Suara Ayah dari panggilan telepon yang ia loud speaker seketika menyentak lagi kesadaran Laksa. Buru-buru cowok itu mengerjap dan memasukkan buku catatannya ke dalam tas. Kelas yang sudah kosong membuatnya merasa bebas melakukan apa saja, termasuk membiarkan suara Ayah menggema ke seluruh penjuru ruangan sembari ia membereskan alat tulis yang berserakan.

Kebiasaannya di jam terakhir adalah mendengar guru menjelaskan, tanpa mau mencatat. Jadi saat semua orang beranjak, ia akan tinggal, meminjam buku catatan si murid paling pintar dan menyalin pakai jurus kilat.

"Ayah jangan bilang gitu, dong! Gara-gara omongan Ayah, aku jadi kesindir. Ngerasa banget kalau selama ini aku jadi anak cuma bisanya ngerepotin. Untung aku ganteng, jadi Ayah nggak tega ngebuang aku. Coba kalau enggak, pasti udah dari dulu dilempar ke gorong-gorong."

Samar, Laksa bisa mendengar tawa Ayah menggema disusul batuk ringan setelahnya. Hal yang membuat cowok itu seketika berhenti dan meremat pensil di tangannya. Ada sesuatu yang menusuk dada Laksa, tetapi yang lebih menyakitkan adalah ketika ia mendengar sendiri betapa keras usaha Ayah untuk kembali tertawa. Untuk tetap terlihat baik-baik saja.

"Kamu sebaiknya jangan gede kepala. Ayah nggak mungkin besarin kamu cuma-cuma. Nanti juga kalau Ayah kepepet nggak punya duit, ginjal kamu bakal Ayah jual ke bandarnya. Atau Ayah nikahin kamu sama janda kaya raya."

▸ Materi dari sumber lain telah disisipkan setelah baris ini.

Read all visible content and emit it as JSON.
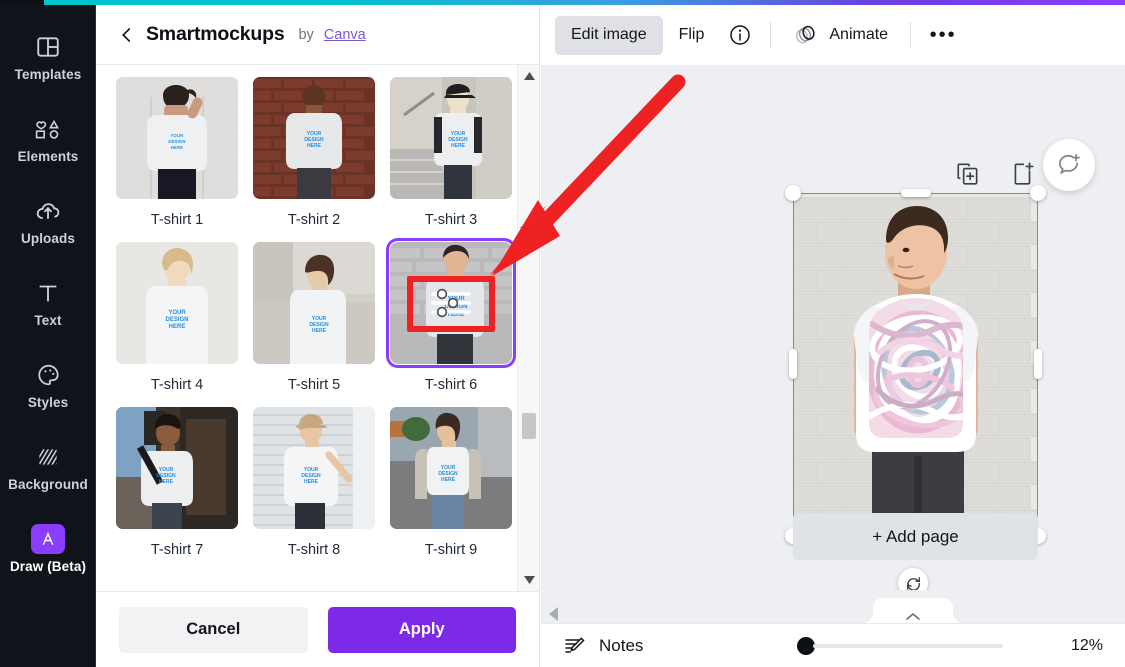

Seharusnya, Laksa bisa tertawa. Atau membalas kalimat Ayah dengan lelucon lain yang lebih gila, seperti biasa. Namun, kali ini ia justru diam dan bahkan hampir mematahkan pensilnya. Cowok itu memejam lama, masih sambil mendengarkan suara batuk Ayah yang entah bagaimana ikut menyakitinya juga.

Ia tahu, Ayah tidak baik-baik saja.

"Sa, kamu masih nyimak Ayah apa malah molor di kelas? Kok nggak kedengeran suaranya?"

Di detik itu akhirnya Laksa menghela napas panjang dan memasukkan pensilnya ke dalam tas. Kemudian ia membawa ponselnya ke genggaman. Berusaha membuka lagi obrolan seolah sebelumnya tidak pernah ada pedih yang ia rasakan.

"Sst! Ayah diem dulu coba. Aku tuh lagi ngitung harta kekayaan Ayah seandainya ginjalku beneran dijual atau kalau Ayah nikahin aku sama janda yang punya tanah berhektar-hektar. Kira-kira itu duit kalau aku beliin cilok dapet berapa biji, ya?" Ada tawa yang pecah di akhir kalimat Laksa, tetapi mata cowok itu menggambarkan sebaliknya. Dan sebelum semesta benar-benar mematahkannya, ia putuskan untuk mengakhiri panggilan di sana.

Suara batuk Ayah terdengar begitu menyiksa, Laksa tidak sanggup merekamnya lebih lama.

"Ya udah, Yah, aku mau jalan sekarang aja. Ayah mau nitip apa biar sekalian aku cariin pas pulang." Meski isi dompetnya adalah angin dan uang dari Gara juga sudah ia kembalikan, kalau untuk Ayah, ia masih punya simpanan. Uang itu memang sengaja ia sisihkan, jaga-jaga kalau mendadak dompetnya kecopetan atau ia kalap menghabiskannya untuk jajan.